Ses œuvres très connues de tous sont des chefs-d‘œuvre. À travers « l’oraliture » de Maurice Sixto, on peut remarquer à vue d’œil, les marques de la réalité d’haïtienne d’hier et d’aujourd’hui.  Ses « lodyans » ne sont pas que des divertissements, même s’ils suscitent le rire, car en analysant des textes comme « Lea kokoye », « Ti Sentaniz » ou encore « Dictature », il décrit les mœurs de la société haïtienne, touche à des problèmes  sociaux et politiques.
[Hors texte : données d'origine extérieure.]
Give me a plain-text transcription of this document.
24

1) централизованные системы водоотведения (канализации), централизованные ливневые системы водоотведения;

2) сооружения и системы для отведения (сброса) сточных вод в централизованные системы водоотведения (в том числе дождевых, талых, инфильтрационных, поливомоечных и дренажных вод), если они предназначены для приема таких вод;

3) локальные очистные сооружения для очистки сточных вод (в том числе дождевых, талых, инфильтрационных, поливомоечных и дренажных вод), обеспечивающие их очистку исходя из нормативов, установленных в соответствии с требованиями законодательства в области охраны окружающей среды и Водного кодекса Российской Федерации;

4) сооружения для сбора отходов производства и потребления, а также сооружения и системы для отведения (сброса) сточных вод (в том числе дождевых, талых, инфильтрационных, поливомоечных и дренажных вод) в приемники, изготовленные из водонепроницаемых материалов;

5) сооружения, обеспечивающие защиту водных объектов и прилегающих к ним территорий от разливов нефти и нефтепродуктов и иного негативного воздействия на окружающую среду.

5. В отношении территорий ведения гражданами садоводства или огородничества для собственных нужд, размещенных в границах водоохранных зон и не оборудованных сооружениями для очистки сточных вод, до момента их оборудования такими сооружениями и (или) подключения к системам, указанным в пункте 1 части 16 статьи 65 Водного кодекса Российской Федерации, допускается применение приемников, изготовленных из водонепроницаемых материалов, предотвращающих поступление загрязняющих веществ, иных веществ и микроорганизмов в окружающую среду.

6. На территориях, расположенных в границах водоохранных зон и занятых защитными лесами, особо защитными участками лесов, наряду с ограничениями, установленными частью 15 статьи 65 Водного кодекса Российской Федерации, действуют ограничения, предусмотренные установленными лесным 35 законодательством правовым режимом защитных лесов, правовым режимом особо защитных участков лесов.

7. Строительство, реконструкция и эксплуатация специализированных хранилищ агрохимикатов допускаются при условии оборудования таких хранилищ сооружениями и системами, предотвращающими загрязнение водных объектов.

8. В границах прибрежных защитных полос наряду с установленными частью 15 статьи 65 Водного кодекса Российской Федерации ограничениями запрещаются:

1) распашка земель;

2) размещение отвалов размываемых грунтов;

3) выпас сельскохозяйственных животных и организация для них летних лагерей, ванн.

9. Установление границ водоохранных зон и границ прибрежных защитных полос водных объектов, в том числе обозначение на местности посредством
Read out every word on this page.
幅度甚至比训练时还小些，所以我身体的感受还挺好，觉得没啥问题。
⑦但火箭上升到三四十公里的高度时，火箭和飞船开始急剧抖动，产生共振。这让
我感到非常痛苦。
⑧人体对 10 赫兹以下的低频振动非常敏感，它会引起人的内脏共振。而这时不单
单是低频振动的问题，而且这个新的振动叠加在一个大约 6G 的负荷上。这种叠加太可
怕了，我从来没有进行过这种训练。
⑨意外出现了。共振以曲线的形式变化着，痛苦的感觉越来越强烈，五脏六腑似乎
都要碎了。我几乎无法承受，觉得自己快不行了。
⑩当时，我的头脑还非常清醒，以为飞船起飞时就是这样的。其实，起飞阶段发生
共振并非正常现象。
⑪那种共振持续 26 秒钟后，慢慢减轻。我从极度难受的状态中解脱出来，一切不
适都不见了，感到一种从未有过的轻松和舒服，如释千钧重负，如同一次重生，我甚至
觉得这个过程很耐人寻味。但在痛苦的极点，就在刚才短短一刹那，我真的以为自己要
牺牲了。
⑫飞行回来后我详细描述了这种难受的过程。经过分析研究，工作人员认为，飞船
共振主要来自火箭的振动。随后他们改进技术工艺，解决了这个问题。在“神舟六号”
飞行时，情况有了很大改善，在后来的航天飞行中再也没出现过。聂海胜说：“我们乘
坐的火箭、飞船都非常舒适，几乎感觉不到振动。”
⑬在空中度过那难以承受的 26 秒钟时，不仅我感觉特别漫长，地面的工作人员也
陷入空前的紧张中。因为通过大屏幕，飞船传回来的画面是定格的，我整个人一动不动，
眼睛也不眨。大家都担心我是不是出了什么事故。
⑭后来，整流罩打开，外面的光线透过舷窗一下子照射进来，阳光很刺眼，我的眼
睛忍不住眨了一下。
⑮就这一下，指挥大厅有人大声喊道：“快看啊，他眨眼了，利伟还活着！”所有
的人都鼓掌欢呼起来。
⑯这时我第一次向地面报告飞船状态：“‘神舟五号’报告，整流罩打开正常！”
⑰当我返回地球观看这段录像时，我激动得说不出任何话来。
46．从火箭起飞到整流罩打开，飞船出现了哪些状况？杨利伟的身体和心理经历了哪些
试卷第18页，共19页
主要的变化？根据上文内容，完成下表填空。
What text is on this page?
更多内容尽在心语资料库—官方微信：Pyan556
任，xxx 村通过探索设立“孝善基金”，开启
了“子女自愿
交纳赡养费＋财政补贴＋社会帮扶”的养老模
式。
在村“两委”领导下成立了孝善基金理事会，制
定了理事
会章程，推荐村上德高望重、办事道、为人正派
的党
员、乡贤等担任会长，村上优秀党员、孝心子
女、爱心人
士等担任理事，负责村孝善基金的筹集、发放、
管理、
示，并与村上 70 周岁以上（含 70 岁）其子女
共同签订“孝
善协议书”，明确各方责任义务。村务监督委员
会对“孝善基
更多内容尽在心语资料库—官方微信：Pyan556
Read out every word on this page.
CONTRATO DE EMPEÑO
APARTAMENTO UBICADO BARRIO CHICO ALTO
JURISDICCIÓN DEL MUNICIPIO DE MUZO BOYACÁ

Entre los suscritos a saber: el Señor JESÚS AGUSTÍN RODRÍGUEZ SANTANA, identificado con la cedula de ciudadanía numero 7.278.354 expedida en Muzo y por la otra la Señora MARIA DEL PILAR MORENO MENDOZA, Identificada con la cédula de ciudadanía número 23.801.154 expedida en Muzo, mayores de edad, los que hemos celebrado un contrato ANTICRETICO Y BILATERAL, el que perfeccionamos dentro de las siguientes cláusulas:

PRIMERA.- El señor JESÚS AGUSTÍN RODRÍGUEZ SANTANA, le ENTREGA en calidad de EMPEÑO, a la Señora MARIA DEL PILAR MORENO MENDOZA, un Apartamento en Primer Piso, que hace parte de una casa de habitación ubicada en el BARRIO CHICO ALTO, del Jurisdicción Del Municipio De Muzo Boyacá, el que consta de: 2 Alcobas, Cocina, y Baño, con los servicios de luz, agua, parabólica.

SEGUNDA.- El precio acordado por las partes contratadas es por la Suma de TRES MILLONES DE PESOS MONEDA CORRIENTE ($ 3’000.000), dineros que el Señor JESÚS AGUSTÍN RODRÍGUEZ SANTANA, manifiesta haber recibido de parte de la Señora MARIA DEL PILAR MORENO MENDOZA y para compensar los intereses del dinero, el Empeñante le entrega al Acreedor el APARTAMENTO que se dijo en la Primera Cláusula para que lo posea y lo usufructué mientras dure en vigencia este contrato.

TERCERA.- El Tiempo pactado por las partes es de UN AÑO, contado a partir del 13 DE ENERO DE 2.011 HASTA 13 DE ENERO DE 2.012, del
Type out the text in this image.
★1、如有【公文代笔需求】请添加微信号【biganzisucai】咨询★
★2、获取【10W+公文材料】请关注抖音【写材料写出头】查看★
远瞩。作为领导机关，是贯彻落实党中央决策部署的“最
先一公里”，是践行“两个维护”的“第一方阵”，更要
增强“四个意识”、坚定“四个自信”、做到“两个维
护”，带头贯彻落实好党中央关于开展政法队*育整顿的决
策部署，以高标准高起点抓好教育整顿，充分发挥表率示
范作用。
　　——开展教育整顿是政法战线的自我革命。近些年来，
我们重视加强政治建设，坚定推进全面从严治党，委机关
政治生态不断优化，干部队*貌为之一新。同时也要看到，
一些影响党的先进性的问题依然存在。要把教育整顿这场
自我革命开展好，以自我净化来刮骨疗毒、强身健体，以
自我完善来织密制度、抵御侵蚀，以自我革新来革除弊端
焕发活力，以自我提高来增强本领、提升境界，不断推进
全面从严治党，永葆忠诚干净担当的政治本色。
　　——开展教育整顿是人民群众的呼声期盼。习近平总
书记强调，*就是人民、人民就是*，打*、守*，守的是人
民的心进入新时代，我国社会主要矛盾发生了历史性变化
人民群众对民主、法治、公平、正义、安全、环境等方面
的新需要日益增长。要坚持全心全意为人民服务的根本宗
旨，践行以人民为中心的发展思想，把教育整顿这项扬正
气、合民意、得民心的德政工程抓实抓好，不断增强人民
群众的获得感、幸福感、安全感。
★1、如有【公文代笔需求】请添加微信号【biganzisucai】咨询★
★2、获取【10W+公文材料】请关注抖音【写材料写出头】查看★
Racontés en créole et en français, ses « lodyans » sont autant dénonciatrices qu’humoristiques. D’une part, le maître raconte les aventures de ses personnages avec humour, d’autre part, il dénonce les plus vieilles habitudes de la population haïtienne.

Détenant dans son palmarès environ 50 « lodyans », Maurice Sixto est reconnu en Haïti comme le maître de l’audience haïtienne et certains le décrivent même comme le précurseur de ce genre. Maurice Sixto a reçu divers prix, comme le prix du meilleur diseur à New-York en 1978 et celui du meilleur conférencier et d’autres encore.  Sa vie prit fin d’une tragique manière le 12 mai 1984 aux États-Unis.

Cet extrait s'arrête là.